Solving a slew of riddles won’t stop the evil lurking in the blindingly dark and all-encompassing shadows (seriously, it’s incredibly dark) from tearing into our heroine. Fortunately, the lead isn’t helpless. Weapons, such as the nailgun and crowbar, offer up ways for Caroline to combat the threats stalking her. Use of force does require attentive resource management, lest an encounter occurs without the necessary tools readily available. A retro aiming system accompanies the fixed camera angles, meaning there is no aiming down sights to be found here. It’s back to rigidly pointing down hallways to hit approaching targets.
Much like everything else in Tormented Souls, the system works as an efficient callback to the genre’s history, but there’s a reason we have moved on from such designs. The controls are clunky and lack the precision afforded by modern third-person games. The Resident Evil 2 Remake stands out as an exceptional reference for how to successfully blend old and new designs. Tormented Souls more strictly adheres to the past, for better or worse.
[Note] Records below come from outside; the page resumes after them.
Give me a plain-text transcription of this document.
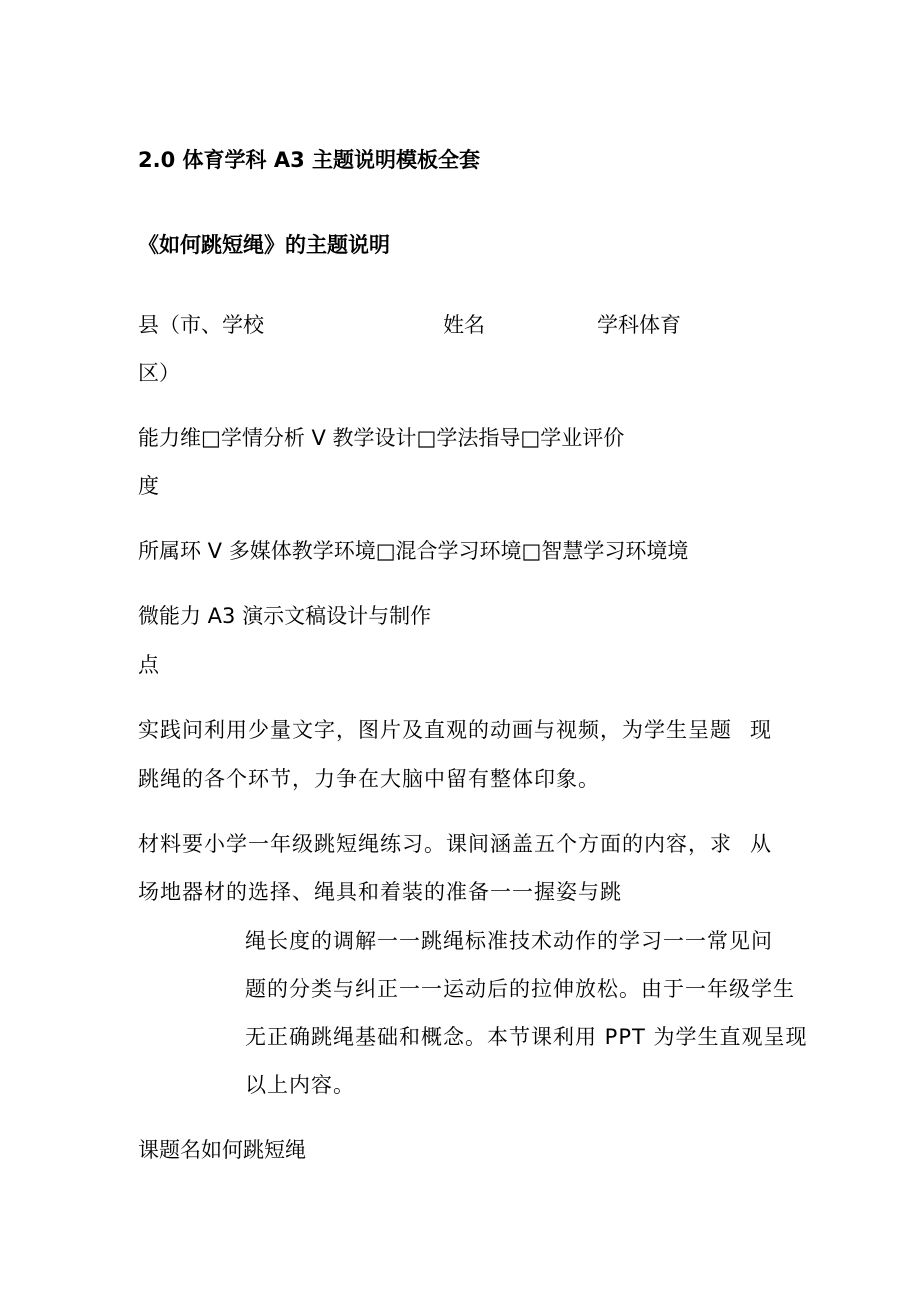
2.0 体育学科 A3 主题说明模板全套
《如何跳短绳》的主题说明
县（市、学校	姓名	学科体育
区）
能力维□学情分析 V 教学设计□学法指导□学业评价
度
所属环 V 多媒体教学环境□混合学习环境□智慧学习环境境
微能力 A3 演示文稿设计与制作
点
实践问利用少量文字，图片及直观的动画与视频，为学生呈题 现
跳绳的各个环节，力争在大脑中留有整体印象。
材料要小学一年级跳短绳练习。课间涵盖五个方面的内容，求 从
场地器材的选择、绳具和着装的准备一一握姿与跳
绳长度的调解一一跳绳标准技术动作的学习一一常见问
题的分类与纠正一一运动后的拉伸放松。由于一年级学生
无正确跳绳基础和概念。本节课利用 PPT 为学生直观呈现
以上内容。
课题名如何跳短绳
Tormented Souls Review Verdict
Tormented Souls is a love letter to the earlier years of the horror genre. The fixed camera angles, heavy reliance on puzzle solving, and claustrophobic mansion-style environments all combine to form a package heavily reminiscent of the titles spanning the fifth and sixth console generations. While a trip down memory lane is sure to entice a specific group of people, others may find it difficult to return to a style that has all but been abandoned nowadays. Your experience will be primarily dictated by whether or not nostalgia can overpower the deficiencies in the retro design.
[Editor’s Note: Tormented Souls was reviewed on PC and a copy was provided to us for review purposes.]